Errors in the background script can be painful for an extension. Does this error crash the entire process? If I am processing multiple messages does it just drops all the additional messages? It does and these can be pretty fatal. Essentially everything stops working. Introducing this GraphQL layer essentially got rid of random message crashes because GraphQL bubbles errors from resolvers. What once was a crash now is a handled error message. Even errors when user profile data in Chrome is corrupted, we can actually surface that information to the user to let them know what’s going on. This was amazing for stability but was not the only benefit.

Before this project, we used to duplicate code lots of code, and messages because the client needed something slightly different every time. A lot of times the existing contract was incompatible and we would either break the contract or duplicate code. The latter is the safer version and would often happen. Resolvers by nature are reusable and have a nice graph that essentially allows the client to define what it wants and we constantly just reuse the graph in different forms.

One more thing that is amazing about the existing infrastructure for GraphQL is that it is pretty well built out, just look at Graphiql and Apollo playground. I made some tiny tweaks to Graphiql. I was able to have full introspection of our graph, set up queries straight, and debug issues with queries directly in this GraphiQL. After getting these tools set up, I really felt the power of Finch.

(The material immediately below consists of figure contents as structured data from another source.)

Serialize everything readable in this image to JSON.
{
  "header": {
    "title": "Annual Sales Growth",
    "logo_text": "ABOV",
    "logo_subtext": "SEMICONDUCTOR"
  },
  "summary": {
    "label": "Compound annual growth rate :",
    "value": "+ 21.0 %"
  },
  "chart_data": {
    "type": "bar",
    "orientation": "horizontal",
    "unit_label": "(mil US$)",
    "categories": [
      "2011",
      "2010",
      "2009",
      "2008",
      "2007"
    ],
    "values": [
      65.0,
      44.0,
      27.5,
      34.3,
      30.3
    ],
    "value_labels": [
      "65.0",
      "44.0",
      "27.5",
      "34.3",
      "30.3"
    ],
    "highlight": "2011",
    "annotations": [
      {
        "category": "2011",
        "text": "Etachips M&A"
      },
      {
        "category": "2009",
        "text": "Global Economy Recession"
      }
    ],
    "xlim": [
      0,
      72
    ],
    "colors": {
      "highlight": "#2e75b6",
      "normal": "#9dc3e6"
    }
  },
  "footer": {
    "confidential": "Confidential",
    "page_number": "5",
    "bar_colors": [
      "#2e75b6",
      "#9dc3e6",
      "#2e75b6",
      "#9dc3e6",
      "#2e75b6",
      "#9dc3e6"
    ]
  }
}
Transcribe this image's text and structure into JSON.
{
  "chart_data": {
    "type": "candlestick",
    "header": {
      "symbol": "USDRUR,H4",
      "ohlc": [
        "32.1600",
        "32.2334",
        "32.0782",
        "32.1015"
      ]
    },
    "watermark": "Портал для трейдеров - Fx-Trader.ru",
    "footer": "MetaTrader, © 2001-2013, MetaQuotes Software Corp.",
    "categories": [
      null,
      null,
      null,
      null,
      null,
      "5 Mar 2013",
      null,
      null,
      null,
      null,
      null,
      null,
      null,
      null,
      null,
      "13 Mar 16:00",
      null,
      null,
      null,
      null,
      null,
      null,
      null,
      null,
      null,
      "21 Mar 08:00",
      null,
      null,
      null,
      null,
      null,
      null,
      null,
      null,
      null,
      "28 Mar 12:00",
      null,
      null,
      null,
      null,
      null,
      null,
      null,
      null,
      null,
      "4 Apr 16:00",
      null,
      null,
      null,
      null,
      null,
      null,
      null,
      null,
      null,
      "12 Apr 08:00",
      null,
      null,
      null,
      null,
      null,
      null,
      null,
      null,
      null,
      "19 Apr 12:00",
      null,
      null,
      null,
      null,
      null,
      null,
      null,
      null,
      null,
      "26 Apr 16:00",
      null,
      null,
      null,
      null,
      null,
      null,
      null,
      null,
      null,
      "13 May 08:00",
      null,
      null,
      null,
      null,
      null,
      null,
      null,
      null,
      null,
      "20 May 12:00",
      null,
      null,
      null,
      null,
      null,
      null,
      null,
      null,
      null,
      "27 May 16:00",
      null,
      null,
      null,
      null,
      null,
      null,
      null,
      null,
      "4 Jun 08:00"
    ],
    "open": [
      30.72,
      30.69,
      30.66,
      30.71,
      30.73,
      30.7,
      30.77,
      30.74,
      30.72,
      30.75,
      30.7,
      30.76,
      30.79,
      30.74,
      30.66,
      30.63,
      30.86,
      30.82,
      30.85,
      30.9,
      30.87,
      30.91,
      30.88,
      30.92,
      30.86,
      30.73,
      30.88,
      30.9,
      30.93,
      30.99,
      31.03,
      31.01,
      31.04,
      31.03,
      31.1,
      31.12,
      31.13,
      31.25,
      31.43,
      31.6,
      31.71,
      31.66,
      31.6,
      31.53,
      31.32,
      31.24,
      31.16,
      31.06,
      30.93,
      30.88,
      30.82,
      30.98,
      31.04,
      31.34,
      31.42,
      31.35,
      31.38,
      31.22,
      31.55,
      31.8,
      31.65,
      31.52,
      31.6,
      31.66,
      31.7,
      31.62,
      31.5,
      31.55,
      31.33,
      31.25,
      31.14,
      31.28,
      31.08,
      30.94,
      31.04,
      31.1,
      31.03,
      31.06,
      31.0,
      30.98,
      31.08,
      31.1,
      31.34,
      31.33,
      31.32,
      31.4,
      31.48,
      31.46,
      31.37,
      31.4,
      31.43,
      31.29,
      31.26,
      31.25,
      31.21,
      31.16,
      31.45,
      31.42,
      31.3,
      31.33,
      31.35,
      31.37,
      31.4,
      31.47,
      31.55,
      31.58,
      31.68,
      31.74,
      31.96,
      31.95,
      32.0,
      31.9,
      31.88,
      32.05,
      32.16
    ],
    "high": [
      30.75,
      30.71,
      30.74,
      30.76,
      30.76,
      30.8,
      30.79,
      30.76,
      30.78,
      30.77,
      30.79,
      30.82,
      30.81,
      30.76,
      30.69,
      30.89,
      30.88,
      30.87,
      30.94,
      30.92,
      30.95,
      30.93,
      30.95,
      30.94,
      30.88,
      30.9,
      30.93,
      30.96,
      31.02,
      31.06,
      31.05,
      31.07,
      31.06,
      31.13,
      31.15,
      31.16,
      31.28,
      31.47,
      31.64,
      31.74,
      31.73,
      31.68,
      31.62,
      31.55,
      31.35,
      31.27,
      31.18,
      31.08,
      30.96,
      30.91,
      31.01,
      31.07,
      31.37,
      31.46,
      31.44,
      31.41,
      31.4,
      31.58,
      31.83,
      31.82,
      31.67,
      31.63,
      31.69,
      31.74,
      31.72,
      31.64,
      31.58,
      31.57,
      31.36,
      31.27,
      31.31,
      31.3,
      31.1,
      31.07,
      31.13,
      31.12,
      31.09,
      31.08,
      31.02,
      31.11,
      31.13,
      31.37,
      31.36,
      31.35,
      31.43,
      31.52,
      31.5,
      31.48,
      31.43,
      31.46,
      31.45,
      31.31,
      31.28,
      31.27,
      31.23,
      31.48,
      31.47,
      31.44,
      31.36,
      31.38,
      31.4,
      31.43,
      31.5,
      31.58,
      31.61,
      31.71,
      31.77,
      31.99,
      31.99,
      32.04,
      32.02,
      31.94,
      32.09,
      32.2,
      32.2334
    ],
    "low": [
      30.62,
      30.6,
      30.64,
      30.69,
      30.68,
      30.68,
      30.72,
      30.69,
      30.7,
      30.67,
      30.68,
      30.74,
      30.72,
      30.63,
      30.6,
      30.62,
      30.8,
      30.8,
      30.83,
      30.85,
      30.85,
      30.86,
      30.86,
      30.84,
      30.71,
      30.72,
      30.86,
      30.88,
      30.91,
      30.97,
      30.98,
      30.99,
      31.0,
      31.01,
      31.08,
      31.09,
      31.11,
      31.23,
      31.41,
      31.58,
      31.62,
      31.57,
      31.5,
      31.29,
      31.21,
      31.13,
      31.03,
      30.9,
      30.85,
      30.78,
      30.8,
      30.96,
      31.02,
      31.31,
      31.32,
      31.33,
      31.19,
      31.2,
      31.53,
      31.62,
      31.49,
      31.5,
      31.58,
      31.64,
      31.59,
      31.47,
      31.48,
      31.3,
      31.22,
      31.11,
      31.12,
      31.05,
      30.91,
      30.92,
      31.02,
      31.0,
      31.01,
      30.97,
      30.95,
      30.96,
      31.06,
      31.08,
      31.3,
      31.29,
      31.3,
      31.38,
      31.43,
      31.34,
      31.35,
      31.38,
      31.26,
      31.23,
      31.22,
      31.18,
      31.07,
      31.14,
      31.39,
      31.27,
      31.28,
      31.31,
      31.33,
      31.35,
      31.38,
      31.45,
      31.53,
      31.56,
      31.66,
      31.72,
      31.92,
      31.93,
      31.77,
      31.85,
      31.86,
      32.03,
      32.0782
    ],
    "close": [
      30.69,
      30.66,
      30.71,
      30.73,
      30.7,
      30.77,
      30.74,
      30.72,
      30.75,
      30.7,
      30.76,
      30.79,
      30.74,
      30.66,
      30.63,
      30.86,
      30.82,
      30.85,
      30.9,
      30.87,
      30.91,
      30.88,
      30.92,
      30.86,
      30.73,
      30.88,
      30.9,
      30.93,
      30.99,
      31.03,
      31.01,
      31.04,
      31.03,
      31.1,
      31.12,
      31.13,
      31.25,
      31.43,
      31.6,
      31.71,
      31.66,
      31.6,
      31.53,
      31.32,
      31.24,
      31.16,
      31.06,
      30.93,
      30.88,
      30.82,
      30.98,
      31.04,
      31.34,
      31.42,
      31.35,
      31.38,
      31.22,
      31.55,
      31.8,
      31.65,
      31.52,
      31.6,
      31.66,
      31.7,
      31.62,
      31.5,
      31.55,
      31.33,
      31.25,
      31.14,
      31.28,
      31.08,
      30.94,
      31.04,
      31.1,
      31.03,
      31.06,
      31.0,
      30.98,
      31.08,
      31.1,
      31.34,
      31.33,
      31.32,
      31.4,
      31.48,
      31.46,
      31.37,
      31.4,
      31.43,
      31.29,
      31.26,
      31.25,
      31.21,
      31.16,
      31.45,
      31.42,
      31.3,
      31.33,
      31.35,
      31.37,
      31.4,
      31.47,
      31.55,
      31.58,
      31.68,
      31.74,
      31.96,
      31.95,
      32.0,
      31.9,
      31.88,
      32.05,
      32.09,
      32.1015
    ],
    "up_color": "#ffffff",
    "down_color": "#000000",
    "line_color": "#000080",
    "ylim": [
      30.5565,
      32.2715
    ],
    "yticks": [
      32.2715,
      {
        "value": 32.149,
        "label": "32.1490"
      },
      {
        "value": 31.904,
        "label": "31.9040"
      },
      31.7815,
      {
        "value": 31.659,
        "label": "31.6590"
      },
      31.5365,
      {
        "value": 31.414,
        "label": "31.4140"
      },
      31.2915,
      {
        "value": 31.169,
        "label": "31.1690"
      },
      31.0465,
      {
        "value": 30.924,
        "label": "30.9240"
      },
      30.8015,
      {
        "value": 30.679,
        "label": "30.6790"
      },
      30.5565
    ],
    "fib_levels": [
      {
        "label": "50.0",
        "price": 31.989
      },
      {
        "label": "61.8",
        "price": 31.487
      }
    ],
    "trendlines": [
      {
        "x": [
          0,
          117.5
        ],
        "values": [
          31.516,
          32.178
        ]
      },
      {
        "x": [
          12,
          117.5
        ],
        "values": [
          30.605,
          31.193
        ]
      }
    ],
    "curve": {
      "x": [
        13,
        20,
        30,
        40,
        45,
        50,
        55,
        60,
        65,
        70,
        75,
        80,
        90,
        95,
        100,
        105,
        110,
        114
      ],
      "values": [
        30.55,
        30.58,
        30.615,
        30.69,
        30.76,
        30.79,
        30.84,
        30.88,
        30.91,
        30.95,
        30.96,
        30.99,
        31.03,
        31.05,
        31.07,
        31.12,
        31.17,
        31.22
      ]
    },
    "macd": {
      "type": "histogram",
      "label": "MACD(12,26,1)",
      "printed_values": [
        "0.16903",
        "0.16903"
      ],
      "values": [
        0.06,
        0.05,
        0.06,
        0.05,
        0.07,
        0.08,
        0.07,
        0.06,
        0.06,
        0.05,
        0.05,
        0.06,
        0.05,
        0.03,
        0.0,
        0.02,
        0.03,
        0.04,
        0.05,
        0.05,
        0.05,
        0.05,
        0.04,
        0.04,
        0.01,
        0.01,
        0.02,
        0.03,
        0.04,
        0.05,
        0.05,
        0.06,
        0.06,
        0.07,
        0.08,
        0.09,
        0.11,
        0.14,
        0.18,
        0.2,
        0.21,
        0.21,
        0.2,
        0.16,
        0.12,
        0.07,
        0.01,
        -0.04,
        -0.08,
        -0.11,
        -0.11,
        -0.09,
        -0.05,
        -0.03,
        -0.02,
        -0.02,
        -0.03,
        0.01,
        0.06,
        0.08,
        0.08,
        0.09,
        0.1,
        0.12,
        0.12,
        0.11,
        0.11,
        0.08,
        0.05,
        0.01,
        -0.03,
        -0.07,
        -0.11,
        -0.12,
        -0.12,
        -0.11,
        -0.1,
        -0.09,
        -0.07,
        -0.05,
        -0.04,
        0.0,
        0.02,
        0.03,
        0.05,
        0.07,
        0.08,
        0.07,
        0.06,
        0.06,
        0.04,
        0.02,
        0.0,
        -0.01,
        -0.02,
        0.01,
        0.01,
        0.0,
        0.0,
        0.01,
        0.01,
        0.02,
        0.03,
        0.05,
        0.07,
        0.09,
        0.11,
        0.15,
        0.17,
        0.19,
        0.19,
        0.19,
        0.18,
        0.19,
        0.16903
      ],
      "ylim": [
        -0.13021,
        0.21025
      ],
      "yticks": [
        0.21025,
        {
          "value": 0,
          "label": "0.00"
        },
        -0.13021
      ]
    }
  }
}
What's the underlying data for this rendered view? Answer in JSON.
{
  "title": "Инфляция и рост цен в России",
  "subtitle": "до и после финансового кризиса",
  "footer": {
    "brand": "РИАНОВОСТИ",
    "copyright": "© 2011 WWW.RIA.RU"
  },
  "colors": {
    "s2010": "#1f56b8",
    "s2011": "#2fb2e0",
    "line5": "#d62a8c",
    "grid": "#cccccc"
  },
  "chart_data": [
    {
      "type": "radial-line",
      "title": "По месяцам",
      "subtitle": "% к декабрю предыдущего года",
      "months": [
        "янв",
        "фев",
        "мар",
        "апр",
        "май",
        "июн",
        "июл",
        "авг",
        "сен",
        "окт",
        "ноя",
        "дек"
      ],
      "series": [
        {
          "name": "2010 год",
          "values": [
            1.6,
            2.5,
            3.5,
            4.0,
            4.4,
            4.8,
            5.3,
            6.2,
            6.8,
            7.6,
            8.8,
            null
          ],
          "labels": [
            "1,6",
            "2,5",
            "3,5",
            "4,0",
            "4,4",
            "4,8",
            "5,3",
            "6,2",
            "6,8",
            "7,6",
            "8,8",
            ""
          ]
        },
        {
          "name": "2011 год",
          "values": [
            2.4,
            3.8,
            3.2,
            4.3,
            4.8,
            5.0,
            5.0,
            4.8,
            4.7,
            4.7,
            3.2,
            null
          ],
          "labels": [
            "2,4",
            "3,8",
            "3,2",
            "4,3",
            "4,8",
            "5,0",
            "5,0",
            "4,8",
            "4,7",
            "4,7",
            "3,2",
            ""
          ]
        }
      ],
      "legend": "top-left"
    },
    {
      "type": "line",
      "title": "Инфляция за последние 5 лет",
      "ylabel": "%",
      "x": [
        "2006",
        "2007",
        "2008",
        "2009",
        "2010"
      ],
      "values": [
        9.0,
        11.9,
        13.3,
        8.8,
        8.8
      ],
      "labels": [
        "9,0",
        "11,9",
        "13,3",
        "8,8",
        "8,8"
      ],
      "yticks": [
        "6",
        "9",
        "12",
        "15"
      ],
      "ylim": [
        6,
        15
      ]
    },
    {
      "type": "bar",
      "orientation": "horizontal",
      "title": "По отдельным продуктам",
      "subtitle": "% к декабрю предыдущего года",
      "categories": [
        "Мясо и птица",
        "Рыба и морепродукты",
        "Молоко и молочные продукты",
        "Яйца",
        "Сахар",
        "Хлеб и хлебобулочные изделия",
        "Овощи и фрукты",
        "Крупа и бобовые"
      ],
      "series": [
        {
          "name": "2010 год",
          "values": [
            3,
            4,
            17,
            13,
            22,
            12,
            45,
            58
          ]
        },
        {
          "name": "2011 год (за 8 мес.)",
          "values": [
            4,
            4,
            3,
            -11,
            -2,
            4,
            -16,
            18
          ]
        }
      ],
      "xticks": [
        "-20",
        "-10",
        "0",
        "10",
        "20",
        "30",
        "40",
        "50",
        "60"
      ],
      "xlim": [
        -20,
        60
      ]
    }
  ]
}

Six-month retro with Finch.

After 6 months, I feel more in love with Finch GraphQL than ever. I am always wondering what is the next step with Finch. How can we make it better, faster, stronger? I feel most things are amazing. The amount of visibility we have into our application is amazing but there are a few things that I feel would take it to the next level.

We have a dev tool extension, that you can use with your extension. It’s only for Chrome, but it gives you insight into what Finch GraphQL is up to. I think these tools are pretty immature but are getting better daily. These types of tools are key to the adoption and usefulness of Finch GraphQL. Things like message inspection need some work and over time I think Finch GraphQL will adapt and these tools will get even better.

Another area of growth is with GraphQL Subscriptions. I often find we are mutating then re-fetching it would be awesome to get subscriptions working and be able to auto-update these queries. This should not be terrible to do since everything is local. That being said, it’s probably a lot of rewriting of the underlying Finch bindings.

Another potential upgrade would be more robust caching. We just recently released our first version of caching. This could lower the number of queries that we refresh, and also help manage the amount of memory we use in scripts like content scripts.